Figure 1. Identifying a suitable time point during active import for identification of the translocon complex

(a) [³⁵S]prRBCS was incubated with isolated chloroplasts under import conditions at 20°C. At each time point, a portion of the import mixture was removed and the import reaction terminated by diluting with cold import buffer. An equal amount of protein was loaded in each lane. (b) Chase after 20-min import. [³⁵S]prRBCS was incubated with isolated chloroplasts under import conditions at 20°C for 20 min. Chloroplasts were isolated and resuspended in import buffer containing 3 mm ATP. A portion of the chloroplasts were immediately re-isolated (chase time 0 min), or the reaction was incubated further at 20°C for 10 or 20 min (chase time 10 and 20 min). An equal amount of protein was loaded in each lane.

Figure 2. Sucrose density gradient analyses of solubilized chloroplast membranes after prRBCS import and chase

(a) Chloroplasts were incubated with prRBCS for 20 min under import conditions, then re-isolated and further chased for 0–20 min.
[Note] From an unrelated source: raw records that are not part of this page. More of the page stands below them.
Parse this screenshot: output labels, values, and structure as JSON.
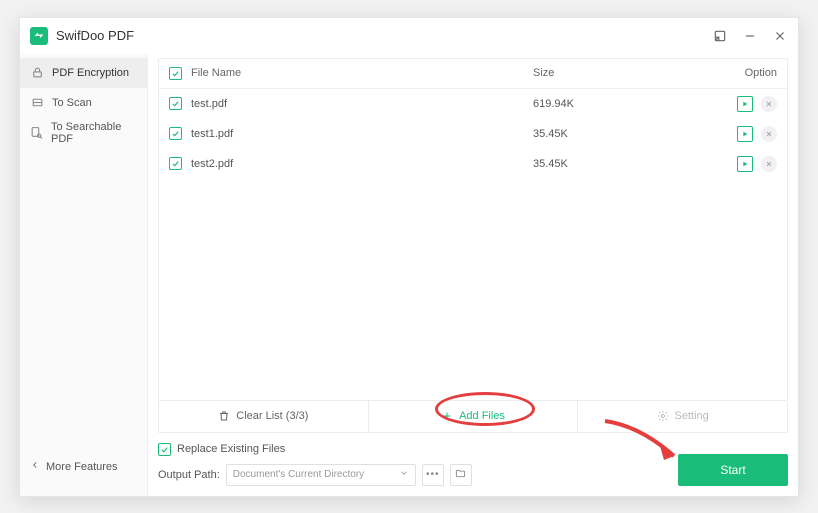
{
  "app": {
    "title": "SwifDoo PDF"
  },
  "sidebar": {
    "items": [
      {
        "label": "PDF Encryption"
      },
      {
        "label": "To Scan"
      },
      {
        "label": "To Searchable PDF"
      }
    ],
    "more": "More Features"
  },
  "table": {
    "headers": {
      "name": "File Name",
      "size": "Size",
      "option": "Option"
    },
    "rows": [
      {
        "name": "test.pdf",
        "size": "619.94K"
      },
      {
        "name": "test1.pdf",
        "size": "35.45K"
      },
      {
        "name": "test2.pdf",
        "size": "35.45K"
      }
    ]
  },
  "actions": {
    "clear": "Clear List (3/3)",
    "add": "Add Files",
    "setting": "Setting"
  },
  "bottom": {
    "replace": "Replace Existing Files",
    "outputLabel": "Output Path:",
    "outputValue": "Document's Current Directory",
    "start": "Start"
  }
}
Membrane fractions from chloroplasts of each time point were solubilized and analyzed by sucrose density gradients. Filled triangles indicate the four fractions quantified in (b). An immunoblot of the large subunit of Rubisco (RBCL) is shown to indicate the position of endogenous Rubisco holoenzyme. Underlines mark the mature RBCS at the supercomplex fractions. (b) Quantification of fractions representing distinct complexes from gels shown in (a). For each gel, the amount of prRBCS in fraction 19 (supercomplex) was set to 100% and the relative amounts of prRBCS in fractions 5 and 7 and mature RBCS in fraction 13 were then plotted.

Figure 3. Blue-native PAGE analyses of fractions from the two precursor peaks

Fractions 11–19 (a) or fractions 4–9 (b) of the 20-min import samples as shown in Figure 2(a) were analyzed by BN-PAGE. Molecular masses (in kDa) are labeled according to the migration positions of ferritin monomer (440), dimer (880), and trimer (1320). Asterisks indicate the position of Rubisco holoenzyme.
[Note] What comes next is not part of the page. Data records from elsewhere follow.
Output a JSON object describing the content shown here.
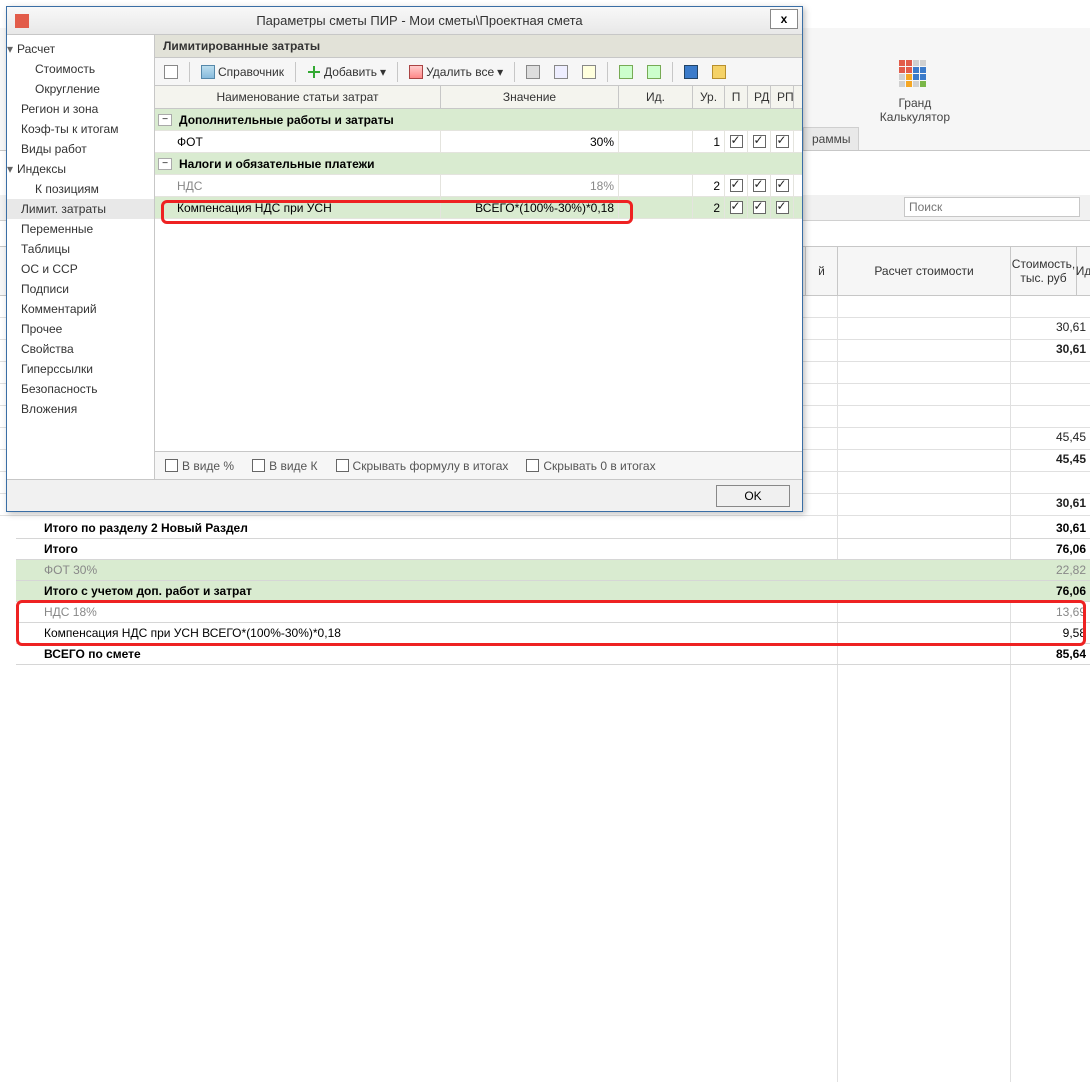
{
  "dialog": {
    "title": "Параметры сметы ПИР - Мои сметы\\Проектная смета",
    "close": "x",
    "section": "Лимитированные затраты",
    "ok": "OK",
    "toolbar": {
      "ref": "Справочник",
      "add": "Добавить",
      "del": "Удалить все"
    },
    "tree": [
      {
        "l": 1,
        "caret": "▾",
        "t": "Расчет"
      },
      {
        "l": 2,
        "t": "Стоимость"
      },
      {
        "l": 2,
        "t": "Округление"
      },
      {
        "l": 1,
        "t": "Регион и зона"
      },
      {
        "l": 1,
        "t": "Коэф-ты к итогам"
      },
      {
        "l": 1,
        "t": "Виды работ"
      },
      {
        "l": 1,
        "caret": "▾",
        "t": "Индексы"
      },
      {
        "l": 2,
        "t": "К позициям"
      },
      {
        "l": 1,
        "t": "Лимит. затраты",
        "sel": true
      },
      {
        "l": 1,
        "t": "Переменные"
      },
      {
        "l": 1,
        "t": "Таблицы"
      },
      {
        "l": 1,
        "t": "ОС и ССР"
      },
      {
        "l": 1,
        "t": "Подписи"
      },
      {
        "l": 1,
        "t": "Комментарий"
      },
      {
        "l": 1,
        "t": "Прочее"
      },
      {
        "l": 1,
        "t": "Свойства"
      },
      {
        "l": 1,
        "t": "Гиперссылки"
      },
      {
        "l": 1,
        "t": "Безопасность"
      },
      {
        "l": 1,
        "t": "Вложения"
      }
    ],
    "cols": {
      "name": "Наименование статьи затрат",
      "val": "Значение",
      "id": "Ид.",
      "lvl": "Ур.",
      "p": "П",
      "rd": "РД",
      "rp": "РП"
    },
    "rows": [
      {
        "grp": true,
        "name": "Дополнительные работы и затраты"
      },
      {
        "name": "ФОТ",
        "val": "30%",
        "lvl": "1",
        "p": true,
        "rd": true,
        "rp": true
      },
      {
        "grp": true,
        "name": "Налоги и обязательные платежи"
      },
      {
        "name": "НДС",
        "val": "18%",
        "lvl": "2",
        "p": true,
        "rd": true,
        "rp": true,
        "grey": true
      },
      {
        "name": "Компенсация НДС при УСН",
        "val": "ВСЕГО*(100%-30%)*0,18",
        "lvl": "2",
        "p": true,
        "rd": true,
        "rp": true,
        "hl": true
      }
    ],
    "opts": {
      "pct": "В виде %",
      "k": "В виде К",
      "hideForm": "Скрывать формулу в итогах",
      "hideZero": "Скрывать 0 в итогах"
    }
  },
  "ribbon": {
    "calc1": "Гранд",
    "calc2": "Калькулятор",
    "tab": "раммы"
  },
  "search": {
    "ph": "Поиск"
  },
  "bgcols": {
    "y": "й",
    "calc": "Расчет стоимости",
    "cost": "Стоимость, тыс. руб",
    "id": "Ид"
  },
  "bgvals": [
    "",
    "30,61",
    "30,61",
    "",
    "",
    "",
    "45,45",
    "45,45",
    "",
    "30,61"
  ],
  "bottom": [
    {
      "bold": true,
      "label": "Итого по разделу 2 Новый Раздел",
      "val": "30,61"
    },
    {
      "bold": true,
      "label": "Итого",
      "val": "76,06"
    },
    {
      "green": true,
      "grey": true,
      "label": "ФОТ 30%",
      "val": "22,82"
    },
    {
      "bold": true,
      "green": true,
      "label": "Итого с учетом доп. работ и затрат",
      "val": "76,06"
    },
    {
      "grey": true,
      "label": "НДС 18%",
      "val": "13,69"
    },
    {
      "label": "Компенсация НДС при УСН ВСЕГО*(100%-30%)*0,18",
      "val": "9,58"
    },
    {
      "bold": true,
      "label": "ВСЕГО по смете",
      "val": "85,64"
    }
  ]
}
Figure 4. Antibody-shift BN-PAGE analyses of the composition of the C1 and C2 complexes

(a) The sucrose-density gradient fraction containing C1 was incubated with various antibodies, as labeled at the bottom, to remove possible components in C1 (pre., pre-immune serum of the respective antibody). The sharp band between 880 and 1320 kDa was formed due to the presence of a major serum protein at the position marked by the asterisk. (b) Same as in (a) and the experiment was repeated with a second anti-Toc159 serum (αToc159-2). (c) The sucrose-density gradient fraction containing C2 was incubated with various antibodies, as labeled at the bottom, to remove possible components in C2.
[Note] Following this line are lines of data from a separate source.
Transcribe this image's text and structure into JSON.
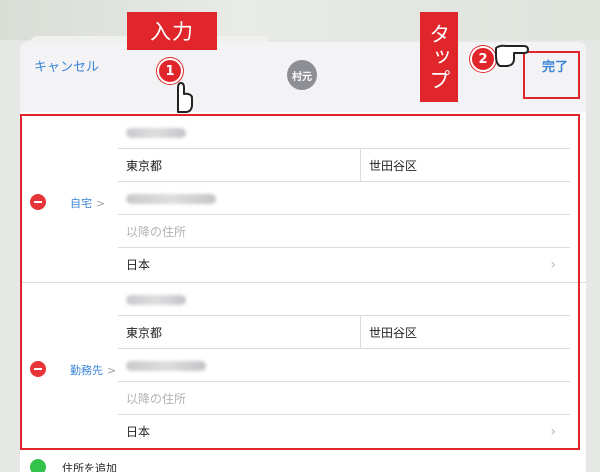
{
  "nav": {
    "cancel_label": "キャンセル",
    "avatar_text": "村元",
    "done_label": "完了"
  },
  "annotations": {
    "step1_label": "入力",
    "step1_number": "1",
    "step2_label": "タップ",
    "step2_number": "2"
  },
  "addresses": [
    {
      "type_label": "自宅",
      "chevron": ">",
      "prefecture": "東京都",
      "city": "世田谷区",
      "more_placeholder": "以降の住所",
      "country": "日本"
    },
    {
      "type_label": "勤務先",
      "chevron": ">",
      "prefecture": "東京都",
      "city": "世田谷区",
      "more_placeholder": "以降の住所",
      "country": "日本"
    }
  ],
  "add_address_label": "住所を追加",
  "colors": {
    "accent_blue": "#3a84d6",
    "annotation_red": "#e0262a",
    "delete_red": "#e6363a",
    "add_green": "#34c24a"
  }
}
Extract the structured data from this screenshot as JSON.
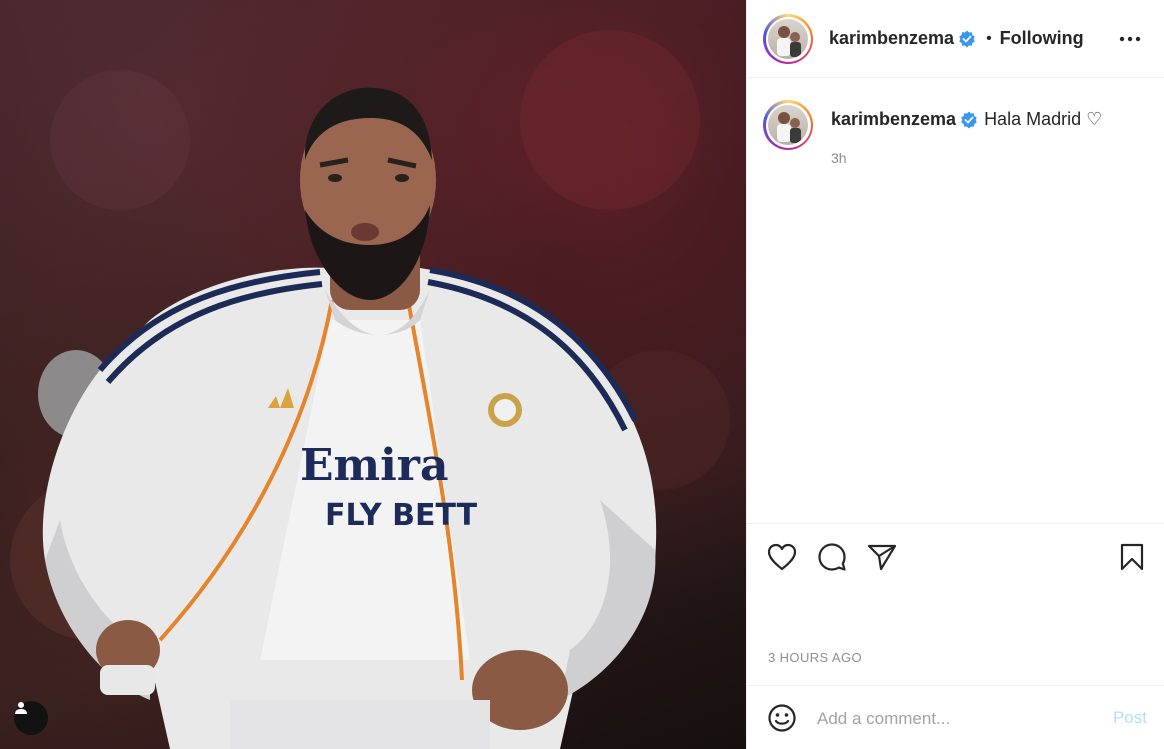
{
  "post": {
    "author": {
      "username": "karimbenzema",
      "verified": true
    },
    "follow_status": "Following",
    "separator": "•",
    "caption": {
      "username": "karimbenzema",
      "text": "Hala Madrid ♡",
      "time_ago": "3h"
    },
    "timestamp": "3 HOURS AGO",
    "photo": {
      "jersey_text_line1": "Emira",
      "jersey_text_line2": "FLY BETT"
    }
  },
  "comment": {
    "placeholder": "Add a comment...",
    "post_label": "Post"
  },
  "icons": {
    "like": "heart-icon",
    "comment": "comment-bubble-icon",
    "share": "paper-plane-icon",
    "save": "bookmark-icon",
    "more": "more-options-icon",
    "emoji": "emoji-smile-icon",
    "tags": "user-tag-icon"
  },
  "colors": {
    "verified": "#3897f0",
    "post_disabled": "#b2dffc",
    "muted": "#8e8e8e"
  }
}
Figure 5. Translocon complexes associated with importing prPORB

(a) [³⁵S]prPORB was incubated with chloroplasts under import conditions for 20 min. Total membranes from lysed chloroplasts were analyzed by sucrose density gradient as in Figure 2(a). (b) Fractions 3–10 from (a) were analyzed by BN-PAGE. The asterisk indicates the position of Rubisco holoenzyme. (c and d) Antibody-shift BN-PAGE analyses of the composition of the C1 and C2 complexes, respectively. Sucrose-density gradient fractions containing C1 or C2 were incubated with various antibodies, as labeled at the bottom, to remove possible components (pre., pre-immune serum of the respective antibody). The sharp bands between 880 and 1320 kDa were formed due to the presence of major serum proteins at the positions marked by asterisks. Anti-Tic110 antibodies were affinity purified and therefore did not contain the serum proteins.

Figure 6. Model of translocon complex assembly states during precursor import into chloroplasts

During import, precursors first associate with the C1 complex composed of the Toc components. A population of C1 may contain Toc159 in a different conformation. Another distinct complex, C2, composed of the Toc components, Tic110, Hsp93, and hsp70 exists. However, whether C2 is an intermediate step between C1 and the Tic/Toc supercomplex is not clear. The presence of Tic22 and Tic20 in C2 has also not yet been demonstrated. Other additional translocon components, like Tic40, then assemble to form the Tic/Toc supercomplex. The scissor represents the stromal transit-peptide processing peptidase and its position indicates that processing most likely occurs at the supercomplex.